Z Jassów do Kiszyniowa jest 120 kilometrów i na tej trasie już jadą autobusem.

Pierwszym z zagranicznych przewoźników, którzy uruchomili połączenia dla ukraińskich uchodźców wybierających południową drogę, ucieczki był LOT. Polski przewoźnik przeznaczył na tę trasę Embraera 195, największą ze swoich maszyn tego typu. — Latamy do Jassy trzy razy w tygodniu, we środy, piątki i niedziele — mówi Krzysztof Moczulski, rzecznik polskiego przewoźnika. Pasażerowie z Jassy lecą albo do Warszawy i tam często przesiadają się na rejsy do innych miast.
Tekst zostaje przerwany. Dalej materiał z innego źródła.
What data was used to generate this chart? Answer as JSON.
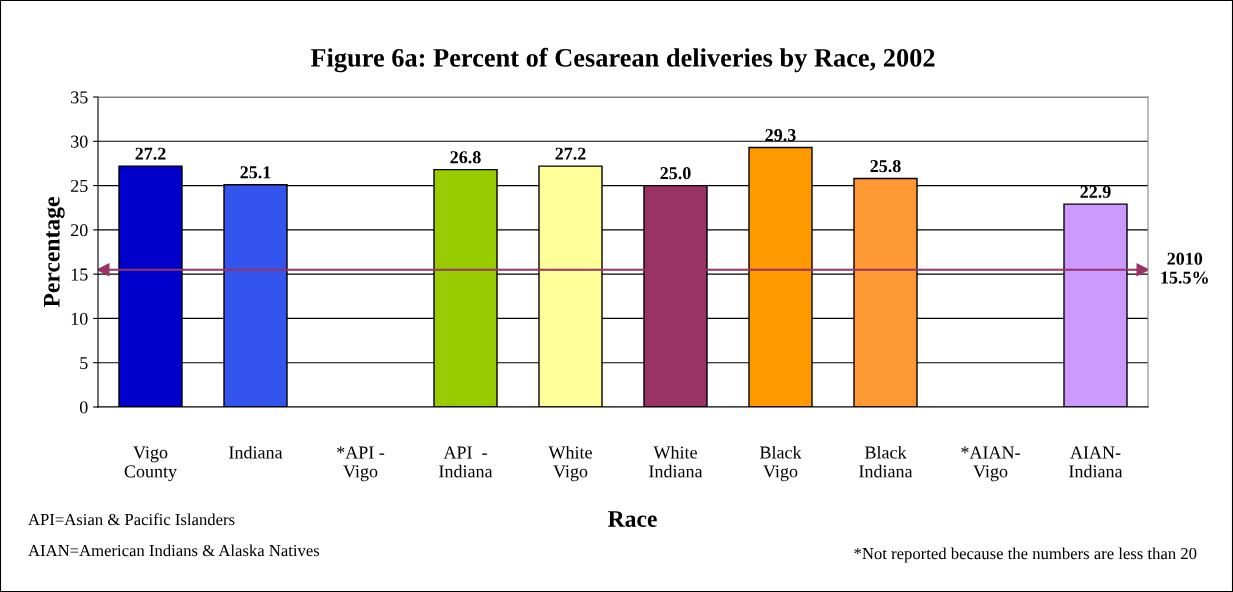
{
  "chart_data": {
    "type": "bar",
    "title": "Figure 6a: Percent of Cesarean deliveries by Race, 2002",
    "xlabel": "Race",
    "ylabel": "Percentage",
    "categories": [
      "Vigo\nCounty",
      "Indiana",
      "*API -\nVigo",
      "API  -\nIndiana",
      "White\nVigo",
      "White\nIndiana",
      "Black\nVigo",
      "Black\nIndiana",
      "*AIAN-\nVigo",
      "AIAN-\nIndiana"
    ],
    "values": [
      27.2,
      25.1,
      null,
      26.8,
      27.2,
      25.0,
      29.3,
      25.8,
      null,
      22.9
    ],
    "value_labels": [
      "27.2",
      "25.1",
      null,
      "26.8",
      "27.2",
      "25.0",
      "29.3",
      "25.8",
      null,
      "22.9"
    ],
    "colors": [
      "#0000cc",
      "#3355ee",
      "#ffffff",
      "#99cc00",
      "#ffff99",
      "#993366",
      "#ff9900",
      "#ff9933",
      "#ffffff",
      "#cc99ff"
    ],
    "ylim": [
      0,
      35
    ],
    "yticks": [
      0,
      5,
      10,
      15,
      20,
      25,
      30,
      35
    ],
    "grid": "y",
    "legend": false,
    "ref_lines": [
      {
        "axis": "y",
        "value": 15.5,
        "label": "2010\n15.5%",
        "color": "#993366"
      }
    ],
    "annotations": [
      "API=Asian & Pacific Islanders",
      "AIAN=American Indians & Alaska Natives",
      "*Not reported because the numbers are less than 20"
    ]
  }
}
Podróż trwa godzinę i 15 minut, a ceny biletów w jedną stronę zaczynają się od ok. 500 złotych.

W dzień po Locie na rumuńskim lotnisku pojawił się węgierski Wizz Air i od razu z dużą siatką — lata na dwa londyńskie lotniska Heathrow i Stansted, a także do Billund, Memmingen pod Monachium, Rzymu i Bergamo pod Mediolanem - podaje rumuński portal Ziaruldeiasi.ro.

Czytaj więcej

Rosyjski samolot przeleciał nad Polską

Z Jassów latają już mołdawsko-rumuńska linia Fly One i rumuński Tarom, ale ich oferta jest bardzo ograniczona. Od środy, 2 marca pojawi się tam również Austrian Airlines. — Będzie coraz więcej połączeń – obiecuje Romeo Vatra, prezes lotniska w Jassach. Ujawnił również, że właśnie negocjuje uruchomienie połączeń Turkish Airlines do Stambułu, oraz loty do Dubaju. Ostatni rejs LOT-u między Warszawą a Jassy planowany jest 13 marca 2022 roku.